Reynolds resided here until 1914, at which time the property passed to accountant Phinechas Bear Selig. It appears Engehurst was converted to flats c. 1922, initially named Silsoe Flats, and later Craigieburn Flats. The building has associations with a number of prominent local identities in both social and political circles and as a reflection of the type of development which was common to the area in the early nineteenth century.

== Description ==
The site of Engehurst was part of the original 7 acre grant to Hely and Francis Nicholas Rossi.

===House===
The building has a simple facade treatment which follows the form and detailing of the original design: a two- to three-storey rendered-stone residence in the Victorian Georgian style. A three-storey gabled section fronting onto Ormond Street has galvanised iron roof and boxed eaves, decorative timber bargeboards and gable screen. Walls are rendered masonry, ashlar lined, and feature stucco string course below eaves. Windows to eastern facade are randomly placed, and are timber multi-paned double hung or casement. An entrance at the southern end has multi-paned door, top and side lights. A small gabled porch supported by timber posts on a rendered masonry base, has decorative timber barge board, gable end, and plasterboard lining to the underside.

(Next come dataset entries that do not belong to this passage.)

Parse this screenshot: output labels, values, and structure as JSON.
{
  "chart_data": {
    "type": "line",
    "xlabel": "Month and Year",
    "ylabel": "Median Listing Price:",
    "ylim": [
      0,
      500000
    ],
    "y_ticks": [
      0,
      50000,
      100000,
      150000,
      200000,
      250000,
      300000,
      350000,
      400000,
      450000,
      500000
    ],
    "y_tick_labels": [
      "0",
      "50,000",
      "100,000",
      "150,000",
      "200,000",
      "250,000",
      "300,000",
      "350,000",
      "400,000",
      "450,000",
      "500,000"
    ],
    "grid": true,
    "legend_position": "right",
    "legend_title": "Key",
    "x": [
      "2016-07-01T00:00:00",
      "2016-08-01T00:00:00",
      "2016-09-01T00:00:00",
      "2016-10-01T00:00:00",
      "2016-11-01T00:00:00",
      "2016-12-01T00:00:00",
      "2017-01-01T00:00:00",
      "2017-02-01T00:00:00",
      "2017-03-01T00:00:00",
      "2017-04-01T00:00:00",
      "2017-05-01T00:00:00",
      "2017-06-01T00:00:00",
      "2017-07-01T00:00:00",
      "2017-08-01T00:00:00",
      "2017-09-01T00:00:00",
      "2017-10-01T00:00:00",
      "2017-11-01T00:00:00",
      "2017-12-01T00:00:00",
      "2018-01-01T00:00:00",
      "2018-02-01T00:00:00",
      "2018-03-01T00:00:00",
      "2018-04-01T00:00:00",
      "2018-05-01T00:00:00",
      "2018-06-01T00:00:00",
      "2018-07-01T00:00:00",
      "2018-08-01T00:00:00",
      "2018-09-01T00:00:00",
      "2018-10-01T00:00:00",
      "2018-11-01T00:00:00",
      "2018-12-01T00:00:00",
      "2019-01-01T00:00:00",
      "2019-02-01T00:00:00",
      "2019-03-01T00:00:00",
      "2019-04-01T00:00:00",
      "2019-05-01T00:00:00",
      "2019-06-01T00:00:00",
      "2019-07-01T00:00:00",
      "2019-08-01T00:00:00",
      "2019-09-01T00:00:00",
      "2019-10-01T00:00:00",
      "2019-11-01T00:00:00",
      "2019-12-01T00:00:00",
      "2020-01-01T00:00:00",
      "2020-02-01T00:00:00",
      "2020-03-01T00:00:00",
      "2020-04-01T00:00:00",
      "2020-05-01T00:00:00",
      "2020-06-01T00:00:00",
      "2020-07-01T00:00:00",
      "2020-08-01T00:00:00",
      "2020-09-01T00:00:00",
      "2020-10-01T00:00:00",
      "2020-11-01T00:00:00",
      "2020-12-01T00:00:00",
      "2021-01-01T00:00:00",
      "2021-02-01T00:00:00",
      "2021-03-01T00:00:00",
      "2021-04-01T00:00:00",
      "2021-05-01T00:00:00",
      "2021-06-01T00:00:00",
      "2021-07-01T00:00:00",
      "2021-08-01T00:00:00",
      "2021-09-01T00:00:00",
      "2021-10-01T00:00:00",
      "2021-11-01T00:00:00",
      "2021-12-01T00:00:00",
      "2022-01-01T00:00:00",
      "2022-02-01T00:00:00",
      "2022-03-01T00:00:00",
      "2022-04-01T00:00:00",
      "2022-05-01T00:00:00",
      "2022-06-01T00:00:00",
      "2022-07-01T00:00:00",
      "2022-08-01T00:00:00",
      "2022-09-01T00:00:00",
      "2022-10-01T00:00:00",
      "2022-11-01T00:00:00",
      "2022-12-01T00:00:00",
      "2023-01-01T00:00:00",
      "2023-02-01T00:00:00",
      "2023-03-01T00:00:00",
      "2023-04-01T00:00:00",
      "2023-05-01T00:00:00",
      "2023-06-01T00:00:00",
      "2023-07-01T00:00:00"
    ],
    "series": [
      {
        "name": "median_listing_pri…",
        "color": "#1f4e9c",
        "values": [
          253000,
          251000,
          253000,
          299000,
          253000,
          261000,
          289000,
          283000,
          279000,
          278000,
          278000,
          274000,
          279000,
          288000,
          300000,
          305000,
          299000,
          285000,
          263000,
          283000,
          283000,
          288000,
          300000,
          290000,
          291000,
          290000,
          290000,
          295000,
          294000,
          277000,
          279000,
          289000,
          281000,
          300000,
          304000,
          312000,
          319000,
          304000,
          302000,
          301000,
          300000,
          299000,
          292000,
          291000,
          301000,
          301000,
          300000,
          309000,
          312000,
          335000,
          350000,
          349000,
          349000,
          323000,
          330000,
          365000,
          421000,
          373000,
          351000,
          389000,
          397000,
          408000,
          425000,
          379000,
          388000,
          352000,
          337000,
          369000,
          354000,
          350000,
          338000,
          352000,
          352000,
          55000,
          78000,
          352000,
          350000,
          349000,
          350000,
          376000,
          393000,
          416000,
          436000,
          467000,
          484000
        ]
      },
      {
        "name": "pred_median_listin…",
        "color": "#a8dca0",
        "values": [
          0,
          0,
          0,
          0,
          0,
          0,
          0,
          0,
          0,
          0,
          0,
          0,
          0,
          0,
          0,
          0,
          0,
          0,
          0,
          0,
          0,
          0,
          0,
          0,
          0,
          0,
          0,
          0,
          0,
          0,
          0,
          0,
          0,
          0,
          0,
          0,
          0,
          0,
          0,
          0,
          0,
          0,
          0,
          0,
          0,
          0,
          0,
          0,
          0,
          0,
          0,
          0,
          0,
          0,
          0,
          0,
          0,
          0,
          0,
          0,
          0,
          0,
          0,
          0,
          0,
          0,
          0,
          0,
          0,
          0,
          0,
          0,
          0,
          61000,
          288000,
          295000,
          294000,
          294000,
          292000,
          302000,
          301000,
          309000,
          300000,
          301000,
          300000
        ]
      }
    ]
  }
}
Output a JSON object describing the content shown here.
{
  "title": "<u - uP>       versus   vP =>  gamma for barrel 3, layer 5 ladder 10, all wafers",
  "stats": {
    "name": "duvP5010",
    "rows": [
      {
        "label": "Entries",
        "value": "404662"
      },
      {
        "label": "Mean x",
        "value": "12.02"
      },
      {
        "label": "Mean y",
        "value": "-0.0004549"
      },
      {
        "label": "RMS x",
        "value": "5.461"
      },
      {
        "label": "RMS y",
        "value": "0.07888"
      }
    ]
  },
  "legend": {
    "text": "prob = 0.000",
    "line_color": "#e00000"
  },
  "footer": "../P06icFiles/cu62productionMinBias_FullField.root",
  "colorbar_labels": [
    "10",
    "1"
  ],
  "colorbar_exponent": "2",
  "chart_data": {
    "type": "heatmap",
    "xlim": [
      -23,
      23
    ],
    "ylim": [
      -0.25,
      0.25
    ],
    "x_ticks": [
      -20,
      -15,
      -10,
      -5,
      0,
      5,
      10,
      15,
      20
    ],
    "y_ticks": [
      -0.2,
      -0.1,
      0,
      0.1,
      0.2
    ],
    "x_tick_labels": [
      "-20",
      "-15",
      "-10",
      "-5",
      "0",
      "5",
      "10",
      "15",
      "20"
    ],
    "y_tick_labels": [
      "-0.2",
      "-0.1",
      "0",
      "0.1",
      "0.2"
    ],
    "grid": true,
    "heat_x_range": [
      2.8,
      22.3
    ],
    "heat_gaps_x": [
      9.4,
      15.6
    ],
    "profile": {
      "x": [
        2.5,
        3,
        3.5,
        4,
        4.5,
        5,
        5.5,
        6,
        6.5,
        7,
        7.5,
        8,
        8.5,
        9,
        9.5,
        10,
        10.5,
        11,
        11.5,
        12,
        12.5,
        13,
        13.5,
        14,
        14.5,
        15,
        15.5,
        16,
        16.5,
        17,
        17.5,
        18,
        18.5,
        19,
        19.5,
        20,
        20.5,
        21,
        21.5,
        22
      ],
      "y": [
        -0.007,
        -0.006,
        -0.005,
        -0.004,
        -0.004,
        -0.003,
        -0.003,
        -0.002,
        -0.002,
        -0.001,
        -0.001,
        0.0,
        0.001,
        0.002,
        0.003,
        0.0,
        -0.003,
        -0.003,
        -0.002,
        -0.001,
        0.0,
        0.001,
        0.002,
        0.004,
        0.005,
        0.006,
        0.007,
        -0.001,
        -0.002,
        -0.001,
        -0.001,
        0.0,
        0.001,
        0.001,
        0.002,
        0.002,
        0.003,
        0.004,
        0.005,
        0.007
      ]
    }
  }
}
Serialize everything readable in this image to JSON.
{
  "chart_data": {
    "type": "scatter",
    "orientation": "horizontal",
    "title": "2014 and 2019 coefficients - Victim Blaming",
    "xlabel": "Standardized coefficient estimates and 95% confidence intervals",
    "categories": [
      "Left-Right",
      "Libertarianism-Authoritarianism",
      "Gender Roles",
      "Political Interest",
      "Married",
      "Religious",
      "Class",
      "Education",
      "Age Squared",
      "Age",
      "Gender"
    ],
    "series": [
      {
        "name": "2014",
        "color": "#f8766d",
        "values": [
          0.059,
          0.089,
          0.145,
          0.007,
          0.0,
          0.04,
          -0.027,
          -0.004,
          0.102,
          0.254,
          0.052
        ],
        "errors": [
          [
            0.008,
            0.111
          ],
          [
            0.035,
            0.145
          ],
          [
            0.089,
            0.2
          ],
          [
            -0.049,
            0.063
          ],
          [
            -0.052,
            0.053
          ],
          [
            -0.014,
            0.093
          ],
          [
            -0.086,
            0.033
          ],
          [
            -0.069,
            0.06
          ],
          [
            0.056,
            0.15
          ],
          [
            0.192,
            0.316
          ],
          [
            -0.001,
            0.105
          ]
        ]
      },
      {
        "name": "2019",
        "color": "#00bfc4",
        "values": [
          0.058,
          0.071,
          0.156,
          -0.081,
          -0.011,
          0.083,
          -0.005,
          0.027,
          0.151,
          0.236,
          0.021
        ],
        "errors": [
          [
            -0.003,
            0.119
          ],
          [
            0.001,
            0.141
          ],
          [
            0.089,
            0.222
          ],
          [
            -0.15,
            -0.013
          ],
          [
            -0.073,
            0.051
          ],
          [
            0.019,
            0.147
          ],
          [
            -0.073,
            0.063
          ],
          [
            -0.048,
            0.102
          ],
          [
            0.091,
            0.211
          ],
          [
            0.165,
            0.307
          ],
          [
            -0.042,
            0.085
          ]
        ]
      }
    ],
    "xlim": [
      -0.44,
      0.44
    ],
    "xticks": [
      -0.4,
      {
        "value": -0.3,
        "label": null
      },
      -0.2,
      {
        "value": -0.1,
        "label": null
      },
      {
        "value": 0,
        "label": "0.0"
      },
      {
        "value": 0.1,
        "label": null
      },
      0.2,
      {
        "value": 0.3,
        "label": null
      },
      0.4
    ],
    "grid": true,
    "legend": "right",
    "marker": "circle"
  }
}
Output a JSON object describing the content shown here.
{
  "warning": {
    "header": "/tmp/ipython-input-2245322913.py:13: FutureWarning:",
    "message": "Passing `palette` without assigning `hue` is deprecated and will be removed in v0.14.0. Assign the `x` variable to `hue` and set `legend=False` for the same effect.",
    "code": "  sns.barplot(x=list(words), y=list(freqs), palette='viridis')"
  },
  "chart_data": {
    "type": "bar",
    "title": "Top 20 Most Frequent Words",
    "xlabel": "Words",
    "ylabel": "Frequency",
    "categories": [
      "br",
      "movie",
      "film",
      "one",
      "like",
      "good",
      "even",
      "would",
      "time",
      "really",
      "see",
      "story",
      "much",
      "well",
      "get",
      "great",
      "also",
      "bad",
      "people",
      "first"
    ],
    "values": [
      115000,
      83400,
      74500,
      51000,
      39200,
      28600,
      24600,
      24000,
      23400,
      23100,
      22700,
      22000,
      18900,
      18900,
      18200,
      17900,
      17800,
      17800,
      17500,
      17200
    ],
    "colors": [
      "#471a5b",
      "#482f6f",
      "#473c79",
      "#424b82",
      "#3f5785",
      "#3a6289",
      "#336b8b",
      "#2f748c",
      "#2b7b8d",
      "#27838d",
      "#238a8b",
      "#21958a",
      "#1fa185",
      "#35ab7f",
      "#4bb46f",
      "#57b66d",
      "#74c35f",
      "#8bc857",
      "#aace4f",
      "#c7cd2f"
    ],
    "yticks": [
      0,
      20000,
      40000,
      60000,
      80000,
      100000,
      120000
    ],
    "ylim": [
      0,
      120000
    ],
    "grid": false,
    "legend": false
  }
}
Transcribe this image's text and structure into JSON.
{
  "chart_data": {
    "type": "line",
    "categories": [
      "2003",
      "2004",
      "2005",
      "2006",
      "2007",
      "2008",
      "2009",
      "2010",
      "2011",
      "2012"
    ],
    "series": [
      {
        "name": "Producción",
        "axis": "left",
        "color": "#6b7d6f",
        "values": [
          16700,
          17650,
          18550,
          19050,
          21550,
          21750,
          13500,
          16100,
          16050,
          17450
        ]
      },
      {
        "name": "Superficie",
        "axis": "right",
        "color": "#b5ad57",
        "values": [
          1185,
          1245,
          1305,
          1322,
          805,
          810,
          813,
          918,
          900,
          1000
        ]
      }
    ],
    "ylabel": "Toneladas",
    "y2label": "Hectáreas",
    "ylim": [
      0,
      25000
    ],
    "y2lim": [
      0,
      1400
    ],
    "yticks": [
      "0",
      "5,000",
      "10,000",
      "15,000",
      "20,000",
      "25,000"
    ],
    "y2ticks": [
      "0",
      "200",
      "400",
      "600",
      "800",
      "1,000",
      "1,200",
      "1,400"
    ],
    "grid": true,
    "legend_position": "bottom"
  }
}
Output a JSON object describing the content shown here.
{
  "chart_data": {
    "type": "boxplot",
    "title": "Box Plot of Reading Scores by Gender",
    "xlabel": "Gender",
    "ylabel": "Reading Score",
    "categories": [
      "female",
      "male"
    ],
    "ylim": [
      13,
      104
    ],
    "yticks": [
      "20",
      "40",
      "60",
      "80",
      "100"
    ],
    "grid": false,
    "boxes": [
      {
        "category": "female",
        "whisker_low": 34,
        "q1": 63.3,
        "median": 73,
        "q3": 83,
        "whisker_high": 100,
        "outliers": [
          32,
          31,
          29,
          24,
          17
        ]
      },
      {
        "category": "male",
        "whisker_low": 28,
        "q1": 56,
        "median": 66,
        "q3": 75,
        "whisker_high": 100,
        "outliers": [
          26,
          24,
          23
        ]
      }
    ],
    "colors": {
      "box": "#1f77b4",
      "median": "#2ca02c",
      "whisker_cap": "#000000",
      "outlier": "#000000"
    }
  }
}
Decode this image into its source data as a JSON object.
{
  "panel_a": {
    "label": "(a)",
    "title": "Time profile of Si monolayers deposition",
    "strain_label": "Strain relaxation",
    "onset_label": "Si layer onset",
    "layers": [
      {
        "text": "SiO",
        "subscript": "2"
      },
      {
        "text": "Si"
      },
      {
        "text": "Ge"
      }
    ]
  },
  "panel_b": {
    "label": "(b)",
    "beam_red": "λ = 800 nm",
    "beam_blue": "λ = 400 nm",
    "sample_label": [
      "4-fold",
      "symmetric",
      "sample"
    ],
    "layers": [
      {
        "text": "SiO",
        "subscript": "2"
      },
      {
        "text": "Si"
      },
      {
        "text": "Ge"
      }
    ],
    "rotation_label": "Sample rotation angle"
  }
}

The northern facade is a parapet wall, and features Classical detailing, including stone pilasters supporting entablatures at both ground and first-floor level. Bare sandstone at ground level, rendered and lined at first-floor level. Tall narrow timber double-hung windows at ground level, stone sills, and internal security grilles. Windows at first-floor level have segmental arched heads and stucco architraves.

A three-storey timber-framed addition to the north eastern corner has gable roof with galvanised iron sheeting, similar barge board and gable screen. Exposed timber frame, timber lattice infill at ground level, fibre cement infill to upper floors. Windows are multi-paned casement, unframed sliding glass windows at second-floor level have internal concertina style shutters. Terra cotta tiled courts behind stone and cast-iron fence to Ormond Street.

A plaque erected by the Lions Club of Paddington for the bicentenary reads 'Engehurst 1835 Facade of John Verge's Georgian Mansion built for Augustus Hely.'
Style: Victorian Georgian
External Materials: Sandstone walls, sections rendered and ashlar lined. Galvanised iron sheeting to roof, timber bargeboards and gable screens. Timber-framed addition, fibre cement panels. Timber double hung or casement windows, multi-paned door.
Internal Materials: Unseen.

=== Condition ===

As at 25 January 2013, the building's simple facade treatment follows the form and detailing of the original design. The building has some research potential and would have some archaeological potential due to the time it has been in place.

=== Modifications and dates ===
There are two three-storey brick apartment buildings to the north and south. Alterations include, the replacement of a paling fence and concrete retaining wall to the rear alignment with a new concrete block wall in 1972, and the renovation of existing external metal stairs in 1983. In 1987 alterations included bathroom and kitchen renovations, the restoration of the rear balcony, construction of new laundries into existing hallways, and new internal stairs. Conservation work to existing fabric was also undertaken at this time, and included repairs to existing joinery, surfaces and finishes, and some repainting.

== Heritage listing ==
Engehurst was listed on the New South Wales State Heritage Register on 2 April 1999.